Design of landfills must consider stability both within and between elements of the lining system, within the waste and involving the sub-grade. However, the design must also consider the integrity of the lining system. Stresses, and hence deformations, in both mineral and geosynthetic lining materials must be controlled to ensure preferential flow paths for leachate and gas are not formed during the life of the landfill facility. An assessment of integrity requires knowledge of the interaction between components of the lining system and the waste body as it compresses and degrades. Quantification is required of the relative shear displacements within the lining system and the tensile strains in the geosynthetic components. Various researchers have demonstrated through numerical analysis the complex behaviour of interface-waste interaction and the mechanism of stress transfer in a landfill lining system. However, these have traditionally treated the lining system as a single interface using deterministic analyses. This lecture will present field measurements that illustrate aspects of waste/barrier interaction. It will consider the use of numerical modelling techniques to assess integrity of lining components, including consideration of uncertainties in the significant input parameters through the use of probabilistic analysis. The need to instrument lining systems in order to validate numerical analyses will be highlighted.

Biography

Professor Dixon has been an university academic member of staff for over 20 years and he has over 25 years experience in geotechnical engineering research and practice.

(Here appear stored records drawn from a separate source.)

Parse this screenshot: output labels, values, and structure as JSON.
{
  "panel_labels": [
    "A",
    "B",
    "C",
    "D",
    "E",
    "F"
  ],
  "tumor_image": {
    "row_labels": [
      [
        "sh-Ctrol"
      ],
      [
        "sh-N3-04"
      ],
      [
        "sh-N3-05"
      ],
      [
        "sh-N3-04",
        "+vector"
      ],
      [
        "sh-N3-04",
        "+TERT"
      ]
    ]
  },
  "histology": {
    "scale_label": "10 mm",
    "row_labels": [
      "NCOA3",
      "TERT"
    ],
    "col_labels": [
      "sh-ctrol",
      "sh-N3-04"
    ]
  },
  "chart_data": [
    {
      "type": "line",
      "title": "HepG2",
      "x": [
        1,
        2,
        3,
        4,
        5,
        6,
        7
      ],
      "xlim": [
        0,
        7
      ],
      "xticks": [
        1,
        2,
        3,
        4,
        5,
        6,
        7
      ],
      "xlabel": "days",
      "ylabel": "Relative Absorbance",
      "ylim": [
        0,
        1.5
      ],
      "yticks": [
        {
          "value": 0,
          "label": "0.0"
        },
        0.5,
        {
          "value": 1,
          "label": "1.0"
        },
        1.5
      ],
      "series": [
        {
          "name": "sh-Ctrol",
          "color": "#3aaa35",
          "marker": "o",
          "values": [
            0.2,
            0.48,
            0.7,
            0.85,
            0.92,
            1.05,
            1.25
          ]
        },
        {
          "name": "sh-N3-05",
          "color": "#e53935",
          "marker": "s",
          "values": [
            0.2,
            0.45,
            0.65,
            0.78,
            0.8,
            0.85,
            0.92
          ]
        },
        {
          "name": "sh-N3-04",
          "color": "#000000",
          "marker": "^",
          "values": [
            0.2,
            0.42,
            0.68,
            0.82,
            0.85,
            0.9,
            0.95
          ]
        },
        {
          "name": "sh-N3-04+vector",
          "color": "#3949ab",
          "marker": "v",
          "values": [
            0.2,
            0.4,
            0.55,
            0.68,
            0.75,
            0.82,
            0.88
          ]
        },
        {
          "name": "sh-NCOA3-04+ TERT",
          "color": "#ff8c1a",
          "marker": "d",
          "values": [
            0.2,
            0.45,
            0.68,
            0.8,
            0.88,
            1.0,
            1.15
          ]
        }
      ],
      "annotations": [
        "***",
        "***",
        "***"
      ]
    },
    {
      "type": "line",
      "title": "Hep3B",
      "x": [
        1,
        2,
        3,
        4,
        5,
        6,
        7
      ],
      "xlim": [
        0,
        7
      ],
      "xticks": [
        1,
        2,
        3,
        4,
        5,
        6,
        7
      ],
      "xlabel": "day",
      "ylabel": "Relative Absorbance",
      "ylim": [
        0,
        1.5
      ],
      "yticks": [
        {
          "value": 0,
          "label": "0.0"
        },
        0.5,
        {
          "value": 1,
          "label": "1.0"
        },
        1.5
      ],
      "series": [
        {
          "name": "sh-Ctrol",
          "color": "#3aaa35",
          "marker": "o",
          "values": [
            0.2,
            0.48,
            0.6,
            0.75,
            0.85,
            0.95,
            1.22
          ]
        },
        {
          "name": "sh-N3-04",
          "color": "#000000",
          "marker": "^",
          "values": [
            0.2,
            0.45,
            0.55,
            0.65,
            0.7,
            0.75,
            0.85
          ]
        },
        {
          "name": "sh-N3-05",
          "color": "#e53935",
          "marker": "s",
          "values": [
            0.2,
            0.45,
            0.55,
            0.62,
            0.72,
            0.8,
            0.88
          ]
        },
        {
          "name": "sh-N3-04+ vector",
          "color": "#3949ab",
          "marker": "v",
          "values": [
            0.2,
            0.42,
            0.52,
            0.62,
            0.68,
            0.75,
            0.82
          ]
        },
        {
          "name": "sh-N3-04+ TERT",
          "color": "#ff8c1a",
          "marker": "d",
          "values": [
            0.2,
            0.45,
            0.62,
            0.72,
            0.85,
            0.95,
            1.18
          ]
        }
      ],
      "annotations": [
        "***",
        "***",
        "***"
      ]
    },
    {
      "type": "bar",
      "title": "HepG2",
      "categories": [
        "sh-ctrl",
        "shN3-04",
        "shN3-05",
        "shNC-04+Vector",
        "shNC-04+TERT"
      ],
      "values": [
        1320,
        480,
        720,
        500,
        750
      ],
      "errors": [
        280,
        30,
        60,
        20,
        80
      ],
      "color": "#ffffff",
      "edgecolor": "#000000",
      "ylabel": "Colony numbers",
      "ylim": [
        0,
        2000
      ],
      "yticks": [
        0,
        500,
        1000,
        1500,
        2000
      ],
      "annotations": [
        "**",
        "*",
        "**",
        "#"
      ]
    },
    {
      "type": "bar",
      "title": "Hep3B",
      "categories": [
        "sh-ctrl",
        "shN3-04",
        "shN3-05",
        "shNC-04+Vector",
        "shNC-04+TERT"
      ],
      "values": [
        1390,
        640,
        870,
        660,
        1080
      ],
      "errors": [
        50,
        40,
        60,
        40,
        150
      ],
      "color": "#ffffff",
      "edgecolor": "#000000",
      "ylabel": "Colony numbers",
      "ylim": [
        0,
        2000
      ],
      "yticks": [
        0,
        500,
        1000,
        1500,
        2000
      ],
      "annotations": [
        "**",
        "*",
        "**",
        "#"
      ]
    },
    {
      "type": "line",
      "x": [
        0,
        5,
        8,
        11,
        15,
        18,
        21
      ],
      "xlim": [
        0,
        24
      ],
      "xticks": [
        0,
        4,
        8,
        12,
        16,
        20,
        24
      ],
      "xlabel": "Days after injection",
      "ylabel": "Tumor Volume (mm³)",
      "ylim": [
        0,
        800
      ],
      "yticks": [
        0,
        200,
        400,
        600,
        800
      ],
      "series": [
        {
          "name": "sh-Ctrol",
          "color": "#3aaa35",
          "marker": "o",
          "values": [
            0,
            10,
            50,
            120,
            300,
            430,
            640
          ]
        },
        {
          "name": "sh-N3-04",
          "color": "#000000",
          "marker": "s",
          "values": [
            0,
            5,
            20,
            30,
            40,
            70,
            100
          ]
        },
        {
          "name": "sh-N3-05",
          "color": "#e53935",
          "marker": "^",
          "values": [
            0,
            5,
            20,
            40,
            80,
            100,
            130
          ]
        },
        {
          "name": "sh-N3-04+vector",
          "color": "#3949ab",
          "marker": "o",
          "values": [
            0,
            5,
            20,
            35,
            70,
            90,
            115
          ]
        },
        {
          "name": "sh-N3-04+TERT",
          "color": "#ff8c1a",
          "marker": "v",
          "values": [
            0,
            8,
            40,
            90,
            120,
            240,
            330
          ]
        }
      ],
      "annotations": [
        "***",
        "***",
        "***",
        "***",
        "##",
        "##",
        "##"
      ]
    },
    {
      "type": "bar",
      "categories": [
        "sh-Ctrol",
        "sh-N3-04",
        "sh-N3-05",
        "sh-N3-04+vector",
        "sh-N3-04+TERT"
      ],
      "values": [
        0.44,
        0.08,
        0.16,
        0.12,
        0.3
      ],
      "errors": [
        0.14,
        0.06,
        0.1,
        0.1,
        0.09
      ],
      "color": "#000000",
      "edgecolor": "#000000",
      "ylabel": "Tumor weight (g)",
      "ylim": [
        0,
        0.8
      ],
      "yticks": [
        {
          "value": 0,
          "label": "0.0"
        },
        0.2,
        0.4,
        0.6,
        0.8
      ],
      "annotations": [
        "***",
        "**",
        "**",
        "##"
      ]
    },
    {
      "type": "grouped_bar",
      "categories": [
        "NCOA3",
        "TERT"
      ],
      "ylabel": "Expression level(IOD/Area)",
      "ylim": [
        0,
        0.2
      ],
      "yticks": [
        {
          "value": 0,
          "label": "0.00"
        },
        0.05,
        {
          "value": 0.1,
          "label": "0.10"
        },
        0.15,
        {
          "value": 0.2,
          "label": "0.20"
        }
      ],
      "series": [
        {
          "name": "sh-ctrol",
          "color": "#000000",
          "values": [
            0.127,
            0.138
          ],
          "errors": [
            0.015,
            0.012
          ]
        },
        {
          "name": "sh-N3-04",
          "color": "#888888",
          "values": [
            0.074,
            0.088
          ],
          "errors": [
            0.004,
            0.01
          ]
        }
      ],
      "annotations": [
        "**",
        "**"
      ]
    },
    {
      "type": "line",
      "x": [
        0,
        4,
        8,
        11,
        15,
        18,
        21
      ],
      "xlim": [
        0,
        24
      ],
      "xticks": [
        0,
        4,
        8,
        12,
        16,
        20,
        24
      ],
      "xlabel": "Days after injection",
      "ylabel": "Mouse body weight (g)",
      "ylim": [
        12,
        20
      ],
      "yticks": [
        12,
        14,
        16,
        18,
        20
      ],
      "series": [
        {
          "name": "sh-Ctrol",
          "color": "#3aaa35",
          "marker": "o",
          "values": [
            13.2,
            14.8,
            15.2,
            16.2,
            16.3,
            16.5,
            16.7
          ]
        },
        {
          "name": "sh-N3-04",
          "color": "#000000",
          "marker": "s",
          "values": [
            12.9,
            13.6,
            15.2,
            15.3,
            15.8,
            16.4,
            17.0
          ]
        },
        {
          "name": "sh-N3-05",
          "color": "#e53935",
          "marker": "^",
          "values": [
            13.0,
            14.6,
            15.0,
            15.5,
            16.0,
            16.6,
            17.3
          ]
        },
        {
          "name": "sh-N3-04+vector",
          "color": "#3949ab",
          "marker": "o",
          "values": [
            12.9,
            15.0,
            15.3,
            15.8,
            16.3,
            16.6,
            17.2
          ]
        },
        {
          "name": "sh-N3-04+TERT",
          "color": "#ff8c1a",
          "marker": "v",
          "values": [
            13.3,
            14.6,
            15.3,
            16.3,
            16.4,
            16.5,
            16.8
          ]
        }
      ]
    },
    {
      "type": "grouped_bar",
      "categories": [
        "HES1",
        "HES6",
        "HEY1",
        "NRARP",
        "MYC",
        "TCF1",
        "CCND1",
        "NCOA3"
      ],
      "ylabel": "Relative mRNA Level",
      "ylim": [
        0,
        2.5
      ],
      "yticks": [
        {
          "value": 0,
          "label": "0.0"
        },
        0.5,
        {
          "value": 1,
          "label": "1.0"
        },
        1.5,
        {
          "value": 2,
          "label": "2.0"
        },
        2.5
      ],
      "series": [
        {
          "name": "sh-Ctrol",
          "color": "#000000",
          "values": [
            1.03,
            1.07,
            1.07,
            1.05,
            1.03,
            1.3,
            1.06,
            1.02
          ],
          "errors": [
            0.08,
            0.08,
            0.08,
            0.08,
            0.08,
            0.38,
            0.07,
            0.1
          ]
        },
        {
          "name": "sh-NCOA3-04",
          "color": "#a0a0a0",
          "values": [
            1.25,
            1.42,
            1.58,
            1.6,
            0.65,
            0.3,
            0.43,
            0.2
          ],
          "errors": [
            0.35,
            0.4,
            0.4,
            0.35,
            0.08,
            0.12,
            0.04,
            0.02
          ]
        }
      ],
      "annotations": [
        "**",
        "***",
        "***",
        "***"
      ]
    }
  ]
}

This includes research on aspects of ground investigation, field monitoring, testing, analysis and design. He has worked on funded projects and published referred papers in the areas of slope failure mechanisms, pore water pressure regimes in slopes, in situ measurement of soil/waste properties, slope stability assessment, instrumentation development, slope process modelling, design guidance and impacts of climate change studies. Professor Dixon has played a leading role in the development of UK practice in waste containment system design through co-authoring the Environment Agency (England and Wales) R&D reports on landfill stability, which were used as the basis for the current stability risk assessment permitting procedure. He has acted as a consultant to the Environment Agency on review of stability risk assessment permit applications and as an expert witness on a landfill design dispute. Professor Dixon is currently an elected Council Member of the International Geosynthetics Society and is Chairman of the International Geosynthetics Society, UK Chapter.